### Steps and Calculations for Apriori

#### Example Dataset

Let's use the following dataset of transactions:

| Transaction ID | Items Purchased               |
|----------------|-------------------------------|
| 1              | Bread, Milk                   |
| 2              | Bread, Diapers, Beer, Eggs    |
| 3              | Milk, Diapers, Beer, Coke     |
| 4              | Bread, Milk, Diapers, Beer    |
| 5              | Bread, Milk, Diapers, Coke    |


#### 1. Apriori Algorithm

##### Steps:
1. **Generate Candidate Itemsets**:
   - Start with single items (1-itemsets).
   - Generate k-itemsets from (k-1)-itemsets.

2. **Prune Infrequent Itemsets**:
   - Remove itemsets that do not meet the minimum support threshold.

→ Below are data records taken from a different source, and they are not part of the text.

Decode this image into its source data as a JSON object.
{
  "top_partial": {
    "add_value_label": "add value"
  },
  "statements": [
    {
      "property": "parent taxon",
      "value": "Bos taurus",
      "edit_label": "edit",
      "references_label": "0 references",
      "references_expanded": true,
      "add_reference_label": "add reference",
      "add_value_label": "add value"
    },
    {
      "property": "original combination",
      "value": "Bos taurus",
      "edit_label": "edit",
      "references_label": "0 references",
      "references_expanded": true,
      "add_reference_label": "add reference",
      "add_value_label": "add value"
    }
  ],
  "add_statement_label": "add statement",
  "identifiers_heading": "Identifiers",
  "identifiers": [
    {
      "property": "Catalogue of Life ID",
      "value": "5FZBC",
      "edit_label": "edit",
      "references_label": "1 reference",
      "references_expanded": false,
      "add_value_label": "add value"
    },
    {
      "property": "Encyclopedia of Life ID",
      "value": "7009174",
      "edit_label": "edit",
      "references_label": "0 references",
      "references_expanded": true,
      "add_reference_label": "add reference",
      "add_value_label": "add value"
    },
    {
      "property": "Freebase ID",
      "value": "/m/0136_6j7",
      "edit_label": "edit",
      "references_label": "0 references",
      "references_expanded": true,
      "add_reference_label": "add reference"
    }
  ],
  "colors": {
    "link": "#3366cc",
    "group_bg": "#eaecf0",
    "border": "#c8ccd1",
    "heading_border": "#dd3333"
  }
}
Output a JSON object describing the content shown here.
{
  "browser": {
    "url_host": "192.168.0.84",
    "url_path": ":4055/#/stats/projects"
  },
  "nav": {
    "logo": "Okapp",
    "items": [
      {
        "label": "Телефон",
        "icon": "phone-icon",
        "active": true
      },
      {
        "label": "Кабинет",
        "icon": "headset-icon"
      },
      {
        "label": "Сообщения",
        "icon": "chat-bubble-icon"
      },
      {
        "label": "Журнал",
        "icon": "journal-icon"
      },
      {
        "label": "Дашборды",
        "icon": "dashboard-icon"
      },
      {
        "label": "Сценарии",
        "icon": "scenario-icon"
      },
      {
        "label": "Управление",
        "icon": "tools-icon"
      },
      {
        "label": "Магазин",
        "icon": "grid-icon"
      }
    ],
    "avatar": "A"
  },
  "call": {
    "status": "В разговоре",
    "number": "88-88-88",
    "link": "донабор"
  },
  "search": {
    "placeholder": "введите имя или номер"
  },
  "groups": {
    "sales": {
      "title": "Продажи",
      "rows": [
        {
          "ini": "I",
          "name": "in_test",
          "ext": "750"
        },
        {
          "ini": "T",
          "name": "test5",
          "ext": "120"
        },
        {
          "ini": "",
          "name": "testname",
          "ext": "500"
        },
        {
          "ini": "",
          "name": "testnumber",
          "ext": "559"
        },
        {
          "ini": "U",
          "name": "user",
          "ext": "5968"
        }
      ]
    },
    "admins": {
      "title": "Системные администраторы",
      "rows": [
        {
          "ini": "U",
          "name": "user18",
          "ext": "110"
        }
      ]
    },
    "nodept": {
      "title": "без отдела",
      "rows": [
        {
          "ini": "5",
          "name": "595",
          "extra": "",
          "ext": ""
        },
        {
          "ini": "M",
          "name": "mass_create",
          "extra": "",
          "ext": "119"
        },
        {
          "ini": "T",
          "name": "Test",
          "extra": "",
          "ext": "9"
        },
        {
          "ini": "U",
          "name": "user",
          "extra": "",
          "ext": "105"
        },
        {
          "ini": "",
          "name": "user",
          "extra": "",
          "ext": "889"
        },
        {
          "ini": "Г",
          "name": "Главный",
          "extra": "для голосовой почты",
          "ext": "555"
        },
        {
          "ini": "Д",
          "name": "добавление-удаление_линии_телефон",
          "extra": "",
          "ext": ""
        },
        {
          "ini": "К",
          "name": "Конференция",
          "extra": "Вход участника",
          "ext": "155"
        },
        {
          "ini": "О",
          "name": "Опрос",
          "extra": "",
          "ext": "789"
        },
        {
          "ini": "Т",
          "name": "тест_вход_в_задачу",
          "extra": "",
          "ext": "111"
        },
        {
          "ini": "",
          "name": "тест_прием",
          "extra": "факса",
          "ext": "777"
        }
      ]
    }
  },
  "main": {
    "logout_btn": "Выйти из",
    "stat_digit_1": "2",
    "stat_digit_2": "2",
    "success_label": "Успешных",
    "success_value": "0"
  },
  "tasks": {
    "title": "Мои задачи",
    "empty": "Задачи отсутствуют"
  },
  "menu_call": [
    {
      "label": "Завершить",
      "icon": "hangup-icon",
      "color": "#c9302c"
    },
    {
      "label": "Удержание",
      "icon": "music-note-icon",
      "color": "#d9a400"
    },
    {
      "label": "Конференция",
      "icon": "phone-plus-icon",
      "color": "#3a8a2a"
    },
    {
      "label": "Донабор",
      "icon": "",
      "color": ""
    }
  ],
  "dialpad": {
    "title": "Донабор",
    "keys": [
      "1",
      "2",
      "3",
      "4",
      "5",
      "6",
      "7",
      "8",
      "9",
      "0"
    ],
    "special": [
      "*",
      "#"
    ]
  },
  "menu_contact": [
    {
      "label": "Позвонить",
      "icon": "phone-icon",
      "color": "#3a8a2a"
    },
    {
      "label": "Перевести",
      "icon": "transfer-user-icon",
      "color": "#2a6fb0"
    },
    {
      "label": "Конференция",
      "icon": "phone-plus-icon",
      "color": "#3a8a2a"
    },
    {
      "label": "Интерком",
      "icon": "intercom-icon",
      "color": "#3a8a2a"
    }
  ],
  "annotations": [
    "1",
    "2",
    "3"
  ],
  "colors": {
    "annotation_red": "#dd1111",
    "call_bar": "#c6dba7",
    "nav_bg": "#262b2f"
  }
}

3. **Generate Association Rules**:
   - For each frequent itemset, generate rules and calculate confidence.

##### Manual Calculation:

1. **Generate 1-itemsets and Count Support**:
   - Bread: 4
   - Milk: 4
   - Diapers: 4
   - Beer: 3
   - Eggs: 1
   - Coke: 2

2. **Prune Infrequent 1-itemsets (Min Support = 0.6 or 3 transactions)**:
   - Eggs is pruned.

3. **Generate 2-itemsets and Count Support**:
   - {Bread, Milk}: 3
   - {Bread, Diapers}: 3
   - {Bread, Beer}: 2
   - {Milk, Diapers}: 3
   - {Milk, Beer}: 2
   - {Diapers, Beer}: 3
   - {Diapers, Coke}: 2
   - {Milk, Coke}: 2

4. **Prune Infrequent 2-itemsets**:
   - {Bread, Beer}, {Milk, Beer}, {Diapers, Coke}, {Milk, Coke} are pruned.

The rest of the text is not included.